Reviewed by: Dale Mason
Starring: Greg Kinnear, Laurie Metcalf, Tim Conway, Maria Pitillo | Director: Garry Marshall
Surprise! The title of this comedy (“Dear God”) is an earnest plea, not a profane exclamation. To my delight, this film was an enjoyable, generally positive experience.
Though it doesn’t quite hit on all cylinders in terms of its comedic elements, its sputters are soft enough that even a critic such as myself found little to scorn in this film …provided that the age guidelines are heeded.
In his first starring role ever, and only his second feature film, former late night television talk host Greg Kinnear plays the part of a down on his luck con man who is “sentenced” by a very pragmatic judge to 1 year of work—the real kind of work where a person actually earns a paycheck. He ends up in the “Dead Letter” department of the Los Angeles Post Office; a boring, out of the way place where nothing changes and everyone is more than a little strange.

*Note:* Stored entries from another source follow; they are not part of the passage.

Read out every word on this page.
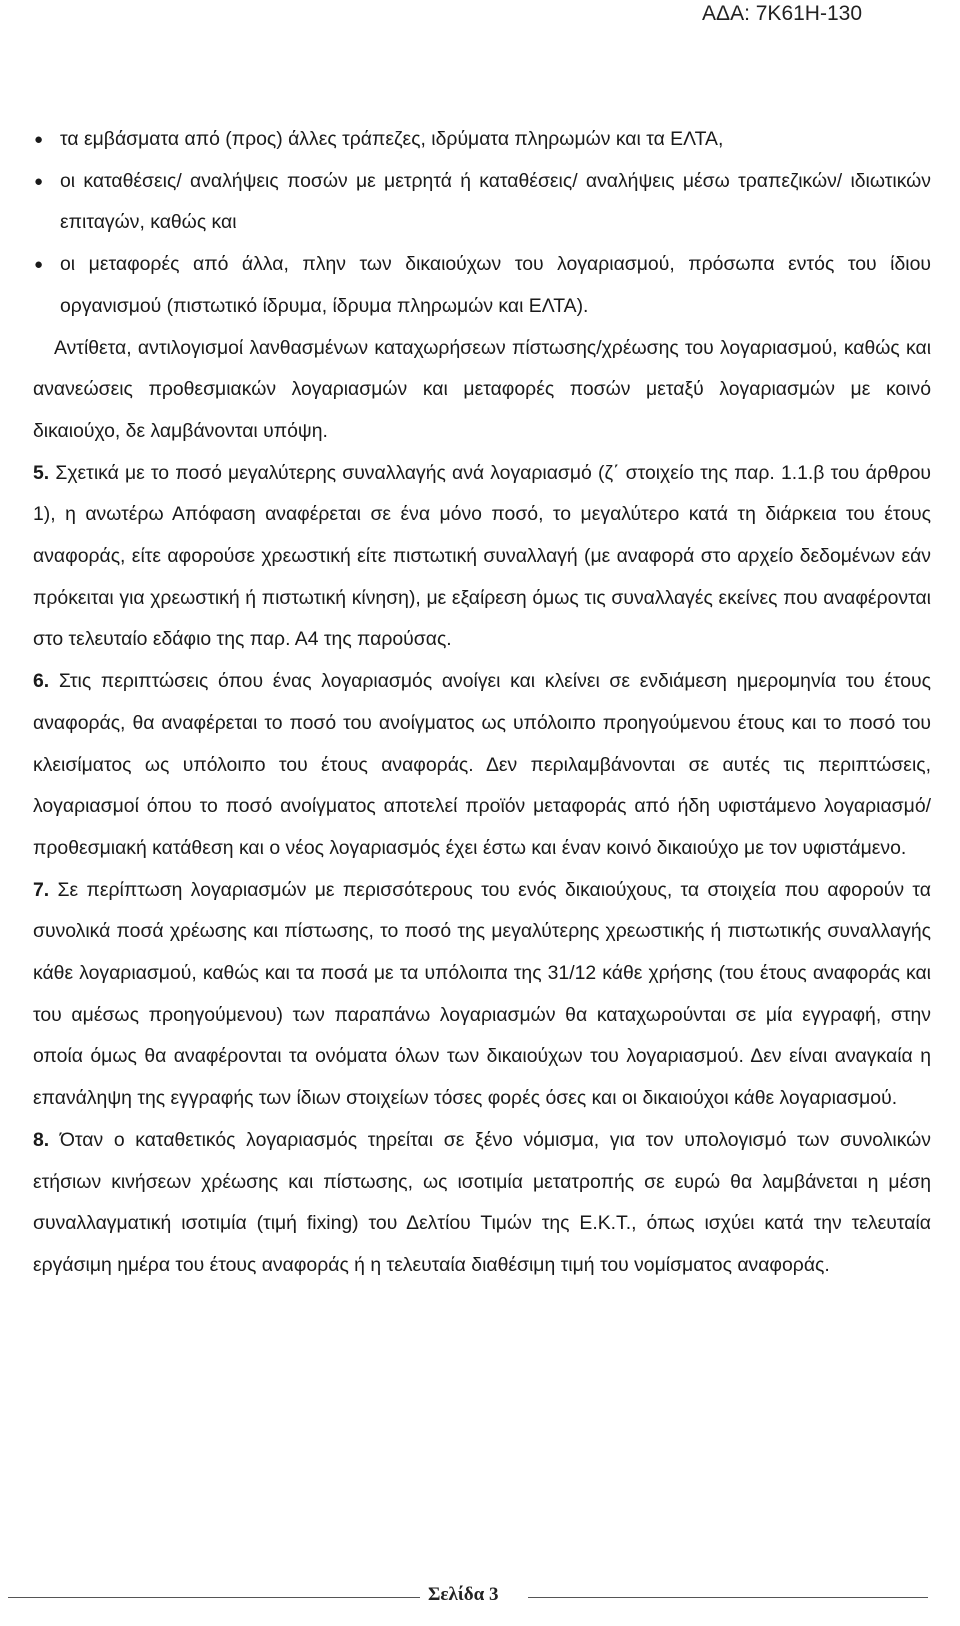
ΑΔΑ: 7Κ61Η-130
● τα εμβάσματα από (προς) άλλες τράπεζες, ιδρύματα πληρωμών και τα ΕΛΤΑ,
● οι καταθέσεις/ αναλήψεις ποσών με μετρητά ή καταθέσεις/ αναλήψεις μέσω τραπεζικών/ ιδιωτικών επιταγών, καθώς και
● οι μεταφορές από άλλα, πλην των δικαιούχων του λογαριασμού, πρόσωπα εντός του ίδιου οργανισμού (πιστωτικό ίδρυμα, ίδρυμα πληρωμών και ΕΛΤΑ).

Αντίθετα, αντιλογισμοί λανθασμένων καταχωρήσεων πίστωσης/χρέωσης του λογαριασμού, καθώς και ανανεώσεις προθεσμιακών λογαριασμών και μεταφορές ποσών μεταξύ λογαριασμών με κοινό δικαιούχο, δε λαμβάνονται υπόψη.

5. Σχετικά με το ποσό μεγαλύτερης συναλλαγής ανά λογαριασμό (ζ΄ στοιχείο της παρ. 1.1.β του άρθρου 1), η ανωτέρω Απόφαση αναφέρεται σε ένα μόνο ποσό, το μεγαλύτερο κατά τη διάρκεια του έτους αναφοράς, είτε αφορούσε χρεωστική είτε πιστωτική συναλλαγή (με αναφορά στο αρχείο δεδομένων εάν πρόκειται για χρεωστική ή πιστωτική κίνηση), με εξαίρεση όμως τις συναλλαγές εκείνες που αναφέρονται στο τελευταίο εδάφιο της παρ. Α4 της παρούσας.

6. Στις περιπτώσεις όπου ένας λογαριασμός ανοίγει και κλείνει σε ενδιάμεση ημερομηνία του έτους αναφοράς, θα αναφέρεται το ποσό του ανοίγματος ως υπόλοιπο προηγούμενου έτους και το ποσό του κλεισίματος ως υπόλοιπο του έτους αναφοράς. Δεν περιλαμβάνονται σε αυτές τις περιπτώσεις, λογαριασμοί όπου το ποσό ανοίγματος αποτελεί προϊόν μεταφοράς από ήδη υφιστάμενο λογαριασμό/προθεσμιακή κατάθεση και ο νέος λογαριασμός έχει έστω και έναν κοινό δικαιούχο με τον υφιστάμενο.

7. Σε περίπτωση λογαριασμών με περισσότερους του ενός δικαιούχους, τα στοιχεία που αφορούν τα συνολικά ποσά χρέωσης και πίστωσης, το ποσό της μεγαλύτερης χρεωστικής ή πιστωτικής συναλλαγής κάθε λογαριασμού, καθώς και τα ποσά με τα υπόλοιπα της 31/12 κάθε χρήσης (του έτους αναφοράς και του αμέσως προηγούμενου) των παραπάνω λογαριασμών θα καταχωρούνται σε μία εγγραφή, στην οποία όμως θα αναφέρονται τα ονόματα όλων των δικαιούχων του λογαριασμού. Δεν είναι αναγκαία η επανάληψη της εγγραφής των ίδιων στοιχείων τόσες φορές όσες και οι δικαιούχοι κάθε λογαριασμού.

8. Όταν ο καταθετικός λογαριασμός τηρείται σε ξένο νόμισμα, για τον υπολογισμό των συνολικών ετήσιων κινήσεων χρέωσης και πίστωσης, ως ισοτιμία μετατροπής σε ευρώ θα λαμβάνεται η μέση συναλλαγματική ισοτιμία (τιμή fixing) του Δελτίου Τιμών της Ε.Κ.Τ., όπως ισχύει κατά την τελευταία εργάσιμη ημέρα του έτους αναφοράς ή η τελευταία διαθέσιμη τιμή του νομίσματος αναφοράς.

Σελίδα 3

Kinnear’s unintentional act of kindness to one “Dear God” letter writer enlivens his co-workers, who eventually enlist and assist Kinnear in numerous additional acts because, “God can always use a little help.” The employees' letter-reading is illegal, however, and eventually results in a courtroom scene (reminiscent of the climax in “Miracle on 34th Street”) where Kinnear must defend his actions against the big bad postal service.
“Dear God” is a feel-good comedy. Though it includes some confusing messages about God, the clergy is depicted as sincere overall. It shows “conning” as wrong while encouraging brotherly kindness and good deeds. I guess the aspect that I appreciated most about this film was its soft reminder that many, many people still turn to God, especially in times of crisis. And it is nice to see ordinary, working class people who are anxious to help others in need.
No sex or inferred sexual situations, but the film does include a sprinkling of profanity and provocatively clothed women (especially a downright funny series of scenes which include a young female reporter in a rather tight dress).